What are the special challenges in the elderly?
In general, elderly tolerate targeted therapies better than cytotoxic therapy. But, elderly have in general more accompanying comorbidities and other age related conditions. Therefore, elderly may need special attention to support adherence with taking the medication on time and as prescribed.
Geriatric screening as per NCCN guidelines, every 70+ patient should receive a brief screening of function, gait speed, or grip strength before treatment. Only those patients identified as high risk patients during screening, need a comprehensive geriatric assessment before treatment. Geriatric assessment can allow the classification of patient as “fit”, “compromised”, and “frail” groups. Fit patients mostly can be treated comparably to younger patients, but compromised and frail patients need special attention. A focused geriatric assessment may facilitate best practices and enhance overall patient care.
Mucocutaneous adverse events
Mucocutaneous adverse events appear often during treatment with targeted agents. Due to ageing, elderly patients may have dry and atrophic skin and mucosa at initiation of therapy. Dry skin can easily develop into fissures. Older people have an increased risk of skin trauma because they are more likely to slip, and this risk is increased further with hand-foot skin reaction.
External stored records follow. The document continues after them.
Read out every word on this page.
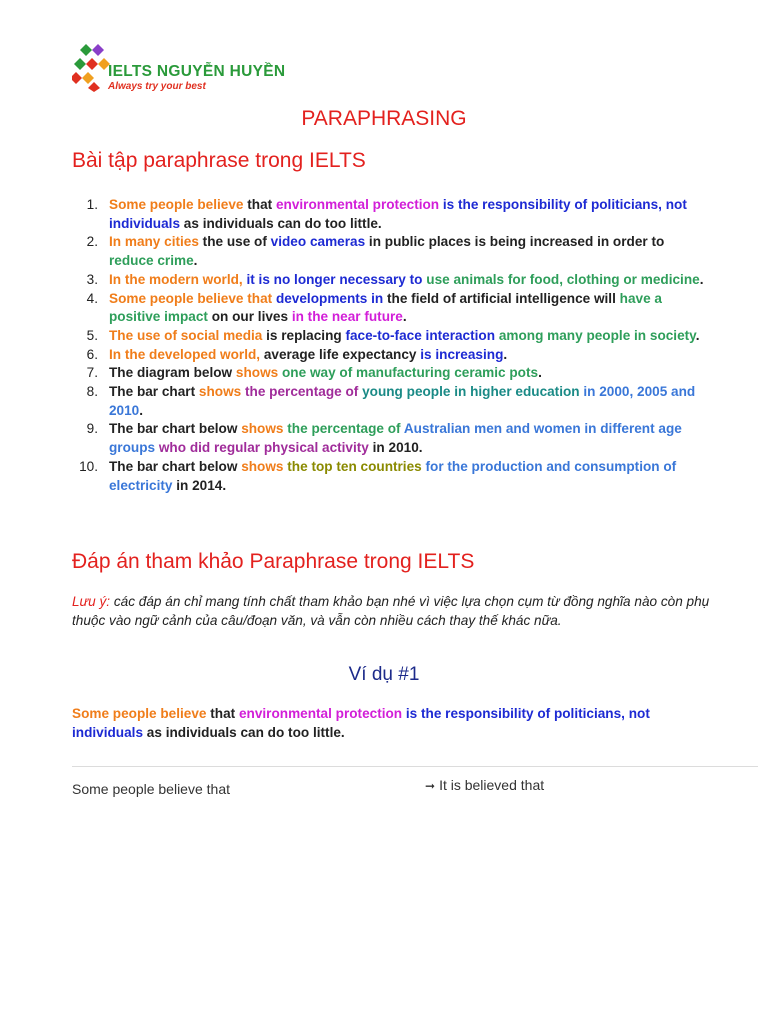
IELTS NGUYỄN HUYỀN
Always try your best
PARAPHRASING
Bài tập paraphrase trong IELTS
1. Some people believe that environmental protection is the responsibility of politicians, not individuals as individuals can do too little.
2. In many cities the use of video cameras in public places is being increased in order to reduce crime.
3. In the modern world, it is no longer necessary to use animals for food, clothing or medicine.
4. Some people believe that developments in the field of artificial intelligence will have a positive impact on our lives in the near future.
5. The use of social media is replacing face-to-face interaction among many people in society.
6. In the developed world, average life expectancy is increasing.
7. The diagram below shows one way of manufacturing ceramic pots.
8. The bar chart shows the percentage of young people in higher education in 2000, 2005 and 2010.
9. The bar chart below shows the percentage of Australian men and women in different age groups who did regular physical activity in 2010.
10. The bar chart below shows the top ten countries for the production and consumption of electricity in 2014.
Đáp án tham khảo Paraphrase trong IELTS
Lưu ý: các đáp án chỉ mang tính chất tham khảo bạn nhé vì việc lựa chọn cụm từ đồng nghĩa nào còn phụ thuộc vào ngữ cảnh của câu/đoạn văn, và vẫn còn nhiều cách thay thế khác nữa.
Ví dụ #1
Some people believe that environmental protection is the responsibility of politicians, not individuals as individuals can do too little.
Some people believe that	➞ It is believed that
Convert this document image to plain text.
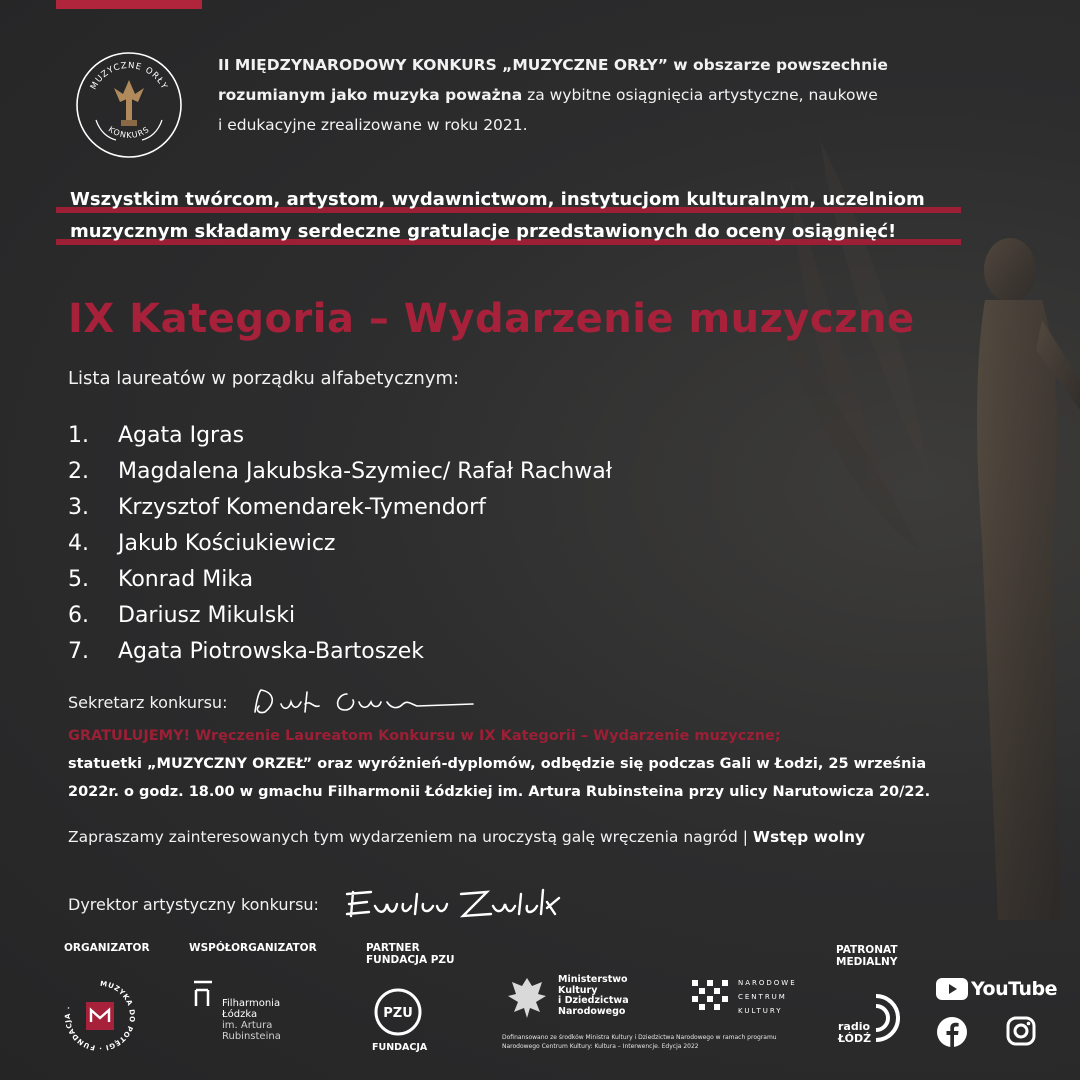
MUZYCZNE ORŁY
KONKURS
II MIĘDZYNARODOWY KONKURS „MUZYCZNE ORŁY” w obszarze powszechnie
rozumianym jako muzyka poważna za wybitne osiągnięcia artystyczne, naukowe
i edukacyjne zrealizowane w roku 2021.
Wszystkim twórcom, artystom, wydawnictwom, instytucjom kulturalnym, uczelniom
muzycznym składamy serdeczne gratulacje przedstawionych do oceny osiągnięć!
IX Kategoria – Wydarzenie muzyczne
Lista laureatów w porządku alfabetycznym:
1.	Agata Igras
2.	Magdalena Jakubska-Szymiec/ Rafał Rachwał
3.	Krzysztof Komendarek-Tymendorf
4.	Jakub Kościukiewicz
5.	Konrad Mika
6.	Dariusz Mikulski
7.	Agata Piotrowska-Bartoszek
Sekretarz konkursu:
GRATULUJEMY! Wręczenie Laureatom Konkursu w IX Kategorii – Wydarzenie muzyczne;
statuetki „MUZYCZNY ORZEŁ” oraz wyróżnień-dyplomów, odbędzie się podczas Gali w Łodzi, 25 września
2022r. o godz. 18.00 w gmachu Filharmonii Łódzkiej im. Artura Rubinsteina przy ulicy Narutowicza 20/22.
Zapraszamy zainteresowanych tym wydarzeniem na uroczystą galę wręczenia nagród | Wstęp wolny
Dyrektor artystyczny konkursu:
ORGANIZATOR
MUZYKA DO POTĘGI · FUNDACJA ·
WSPÓŁORGANIZATOR
Filharmonia
Łódzka
im. Artura
Rubinsteina
PARTNER
FUNDACJA PZU
PZU
FUNDACJA
Ministerstwo
Kultury
i Dziedzictwa
Narodowego
NARODOWE
CENTRUM
KULTURY
Dofinansowano ze środków Ministra Kultury i Dziedzictwa Narodowego w ramach programu Narodowego Centrum Kultury: Kultura – Interwencje. Edycja 2022
PATRONAT
MEDIALNY
radio
ŁÓDŹ
YouTube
Furthermore, aging and topical steroids can cause skin atrophy, both of which lead to thinning of the upper layers of the skin over time, causing them to be more fragile and prone to tears and ulcerations. The face is often the first place people notice this condition, because the skin there is more sensitive and also more visible. Because of the thin texture, the skin can tear easily increasing the risk of infection, which increases the risk of more severe dermatological adverse events, and more ocular and oral complaints. Oral complaints are generally underappreciated, underreported, undertreated and under studied, especially in the elderly population. Oral hygiene which reduces oral microbial load and consuming an atraumatic diet are general recommendations.
Neuropathy is another problem more common in older people; potentially due to multifactorial risk and reduced tolerance. It can lead to worsening of fissures because it lowers awareness of skin cracking. Furthermore it can increase the chance of falls due to the lower limb awareness and balance/mobility issues.
Cardiac conditions are highly prevalent in older adult populations. This raises the question of whether they can be safely treated with targeted agents. Treatment-related cardiac dysfunction can be classified as type I agents (e.g. anthracyclines), which can cause cellular death and as type II agents (e.g. trastuzumab), which cause predominantly reversible cellular dysfunction. The smaller the cardiac reserves are, the more likely it is that the type II agent will augment the type I injury. Lack of reserves is a key issue. With type II agents, the cells don’t die, but function affected, with potential reversibility. Type II cardiac dysfunction is temporary; however they interfere with recovery from anthracycline damage. The timing of administration of these agents is crucial.